Global Humanities Junior Research and Teaching Stay at Freie Universitaet Berlin

Sumayya Kassamali holds a PhD in Anthropology from Columbia University (2017), where her dissertation focused on the lifeworlds of African and Asian migrant workers in Beirut, Lebanon. Her larger research asks how belonging is forged under conditions of structural exclusion and urban violence, and she is additionally interested in the politics of post-9/11 North America, the War of Terror, and the cultures of the contemporary Middle East.

Teaching Slot within the Summer School 2018:

Urban Exile: Anthropology, the Humanities, and Thinking Outside the Categories of the State

This session draws upon anthropological research conducted within spaces of Beirut, Lebanon, where female African and Asian domestic workers, male Arab and Kurdish refugees, and Lebanese citizens have come together to transform the city. It draws upon Edward Said’s notion of “exile” to put forward an imagination of social relations in the city that cannot be circumscribed by the legal-administrative designations of “migrant worker”, “refugee”, or “citizen.” How might fieldwork allow us to attend to the ways in which life exceeds the categories of the state? What is the role of the urban in cultural transformation, particularly in contexts with rapidly shifting demographics? And how do spaces of precarity, uncertainty, and violence also forge new visions of freedom and collectivity?

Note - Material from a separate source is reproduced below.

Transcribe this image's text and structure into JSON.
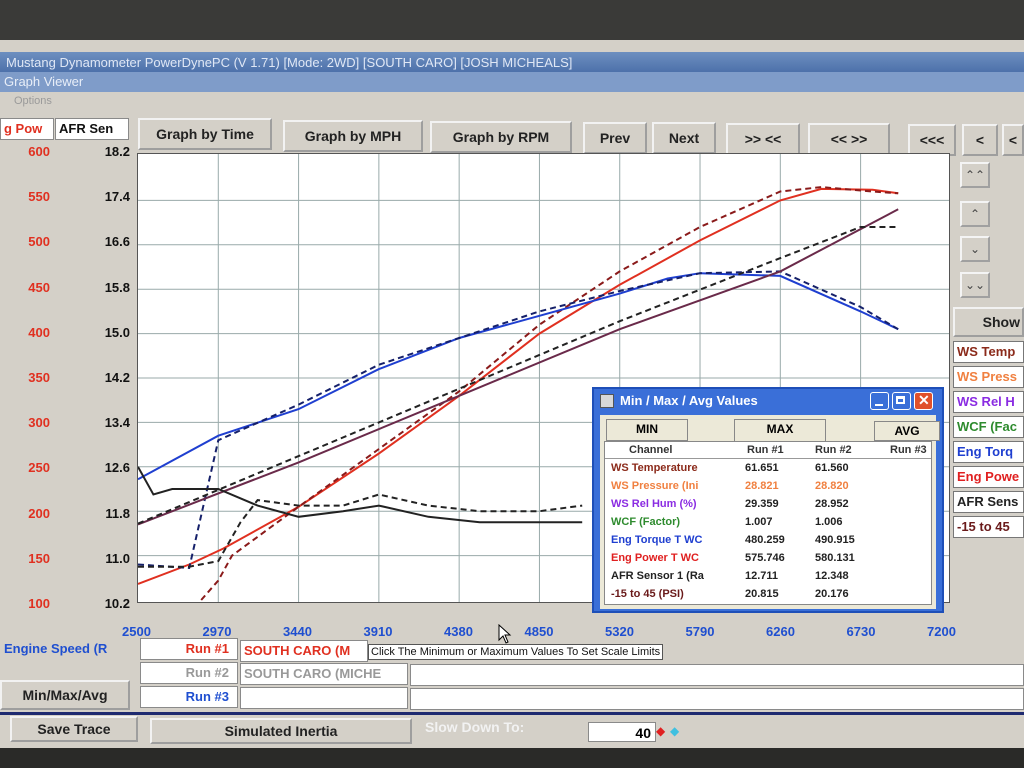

Migrant Worker Lifeworlds of Beirut

Sumayya's project examines an informal labour sector in the capital city of Lebanon, a country home to over half a million African and Asian domestic workers and approximately one million Syrian refugees. The work discovers a Beirut where inhabitants excluded from citizenship and political recognition have built a set of religious and commercial establishments, informal services, community rituals, internal codes, ways of speaking Arabic, and underground spaces for leisure, consumption, and desire. Drawing on two years of fieldwork, the research shows how these communities have come together in an urban exile that has enabled new kinds of sociality and politics both.